Poderíamos concluir este trabalho reiterando a necessidade de se ter sempre uma

maior atenção para que o ensino em nossas escolas tenha qualidade. Que esta qualidade se

baseie nas modernas práticas de abordagens educacionais da interdisciplinaridade e da

transdisciplinaridade, bem como nas atitudes do governo frente às questões da educação, e por

isso todos os educadores devem perseguir a realização plena destes objetivos em prol de um

ensino de maior responsabilidade.

Concluímos que qualquer estudo que se realize, não poderá aspirar a ser

abrangente se não interagir com outras matérias e outros estudos, e que muito especialmente,

os estudantes de artes musicais (matéria tão intimamente ligada a inúmeras outras) jamais

poderão ter uma visão panorâmica de sua arte, se não procurarem realizar estas interseções,

e/ou se não forem instigados a fazê-lo por professores capacitados.

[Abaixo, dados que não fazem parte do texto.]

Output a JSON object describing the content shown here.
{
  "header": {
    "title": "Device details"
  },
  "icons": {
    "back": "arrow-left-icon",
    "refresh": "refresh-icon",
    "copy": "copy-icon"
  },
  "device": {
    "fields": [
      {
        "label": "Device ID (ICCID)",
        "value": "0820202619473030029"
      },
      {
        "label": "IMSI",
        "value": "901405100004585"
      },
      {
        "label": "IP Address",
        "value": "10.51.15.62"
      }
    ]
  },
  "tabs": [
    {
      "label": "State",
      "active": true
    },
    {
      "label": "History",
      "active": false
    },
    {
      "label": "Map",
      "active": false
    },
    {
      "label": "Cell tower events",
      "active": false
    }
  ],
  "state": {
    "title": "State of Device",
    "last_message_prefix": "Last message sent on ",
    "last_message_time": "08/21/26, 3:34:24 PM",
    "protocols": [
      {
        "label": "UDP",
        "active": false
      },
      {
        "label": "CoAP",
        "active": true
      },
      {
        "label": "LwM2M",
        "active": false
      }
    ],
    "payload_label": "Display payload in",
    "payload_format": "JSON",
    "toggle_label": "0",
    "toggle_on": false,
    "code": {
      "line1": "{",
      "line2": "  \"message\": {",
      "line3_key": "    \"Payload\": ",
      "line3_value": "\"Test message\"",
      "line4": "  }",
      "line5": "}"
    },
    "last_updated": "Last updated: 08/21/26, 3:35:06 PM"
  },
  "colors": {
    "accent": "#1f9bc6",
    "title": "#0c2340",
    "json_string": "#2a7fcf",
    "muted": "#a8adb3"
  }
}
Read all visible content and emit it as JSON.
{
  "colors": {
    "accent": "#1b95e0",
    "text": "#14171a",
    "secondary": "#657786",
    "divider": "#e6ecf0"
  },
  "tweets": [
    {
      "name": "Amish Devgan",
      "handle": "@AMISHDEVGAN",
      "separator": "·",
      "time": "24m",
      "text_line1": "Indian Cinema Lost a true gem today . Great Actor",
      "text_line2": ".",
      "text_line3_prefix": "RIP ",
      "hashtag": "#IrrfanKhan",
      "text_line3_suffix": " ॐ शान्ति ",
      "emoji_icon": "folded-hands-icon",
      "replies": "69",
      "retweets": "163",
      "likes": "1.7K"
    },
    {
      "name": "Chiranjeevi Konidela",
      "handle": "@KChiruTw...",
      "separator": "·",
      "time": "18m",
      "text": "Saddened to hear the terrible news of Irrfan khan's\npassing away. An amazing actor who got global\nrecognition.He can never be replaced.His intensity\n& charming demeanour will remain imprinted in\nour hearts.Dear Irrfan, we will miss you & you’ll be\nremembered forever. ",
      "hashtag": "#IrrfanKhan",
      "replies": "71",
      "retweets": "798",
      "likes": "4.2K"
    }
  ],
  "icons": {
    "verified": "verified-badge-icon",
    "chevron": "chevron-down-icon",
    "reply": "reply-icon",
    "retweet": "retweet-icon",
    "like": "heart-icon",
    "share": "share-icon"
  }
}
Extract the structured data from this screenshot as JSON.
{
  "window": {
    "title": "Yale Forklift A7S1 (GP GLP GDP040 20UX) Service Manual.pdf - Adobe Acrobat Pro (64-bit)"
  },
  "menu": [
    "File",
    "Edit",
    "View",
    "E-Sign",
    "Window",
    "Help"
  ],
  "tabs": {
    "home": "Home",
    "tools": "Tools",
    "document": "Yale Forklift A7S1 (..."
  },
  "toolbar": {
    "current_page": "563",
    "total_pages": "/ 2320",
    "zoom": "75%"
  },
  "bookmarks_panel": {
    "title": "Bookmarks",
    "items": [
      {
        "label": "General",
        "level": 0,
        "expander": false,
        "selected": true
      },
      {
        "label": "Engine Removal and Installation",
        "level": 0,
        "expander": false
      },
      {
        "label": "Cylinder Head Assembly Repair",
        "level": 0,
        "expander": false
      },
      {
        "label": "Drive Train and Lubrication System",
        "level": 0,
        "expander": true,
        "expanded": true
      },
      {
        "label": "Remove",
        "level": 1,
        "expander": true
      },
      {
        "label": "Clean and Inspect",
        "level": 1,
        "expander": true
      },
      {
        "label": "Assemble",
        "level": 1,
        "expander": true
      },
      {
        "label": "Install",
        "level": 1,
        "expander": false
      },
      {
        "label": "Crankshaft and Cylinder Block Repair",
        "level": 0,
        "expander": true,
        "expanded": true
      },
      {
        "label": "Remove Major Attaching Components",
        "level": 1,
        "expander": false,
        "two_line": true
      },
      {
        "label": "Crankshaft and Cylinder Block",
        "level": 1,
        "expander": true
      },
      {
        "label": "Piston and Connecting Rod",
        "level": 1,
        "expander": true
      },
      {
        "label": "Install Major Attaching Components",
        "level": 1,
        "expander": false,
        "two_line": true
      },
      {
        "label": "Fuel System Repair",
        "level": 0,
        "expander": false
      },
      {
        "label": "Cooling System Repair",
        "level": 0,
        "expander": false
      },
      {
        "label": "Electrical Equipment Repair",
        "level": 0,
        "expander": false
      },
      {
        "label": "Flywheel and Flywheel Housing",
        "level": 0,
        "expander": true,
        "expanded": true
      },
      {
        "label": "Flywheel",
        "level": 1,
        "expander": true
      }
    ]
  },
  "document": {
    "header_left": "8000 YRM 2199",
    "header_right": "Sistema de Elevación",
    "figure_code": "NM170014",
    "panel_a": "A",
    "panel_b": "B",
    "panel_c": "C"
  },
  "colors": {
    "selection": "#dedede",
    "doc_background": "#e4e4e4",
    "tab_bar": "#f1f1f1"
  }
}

Devemos relembrar que cultura é um termo amplo que está vinculado a inúmeros

conceitos e concepções distintas e que todas as suas formas devem ser valorizadas sem

preconceitos. Que esta cultura não é estática e a modernidade sempre traz consigo novas

abordagens e novas tendências que devem ser analisadas e entendidas a partir de

conhecimentos anteriores.

Finalmente, que para que esta forma ideal de ensino e de entendimento da cultura

venha a se estabelecer e se traduzir em agente modificador e incentivador do crescimento

intelectual e cultural dos indivíduos, nossas escolas e nossos professores devem estar

amparados pela efetivação das previsões que constam das resoluções das leis da educação e

adequadamente preparados para realizar uma docência adequada e diferenciada.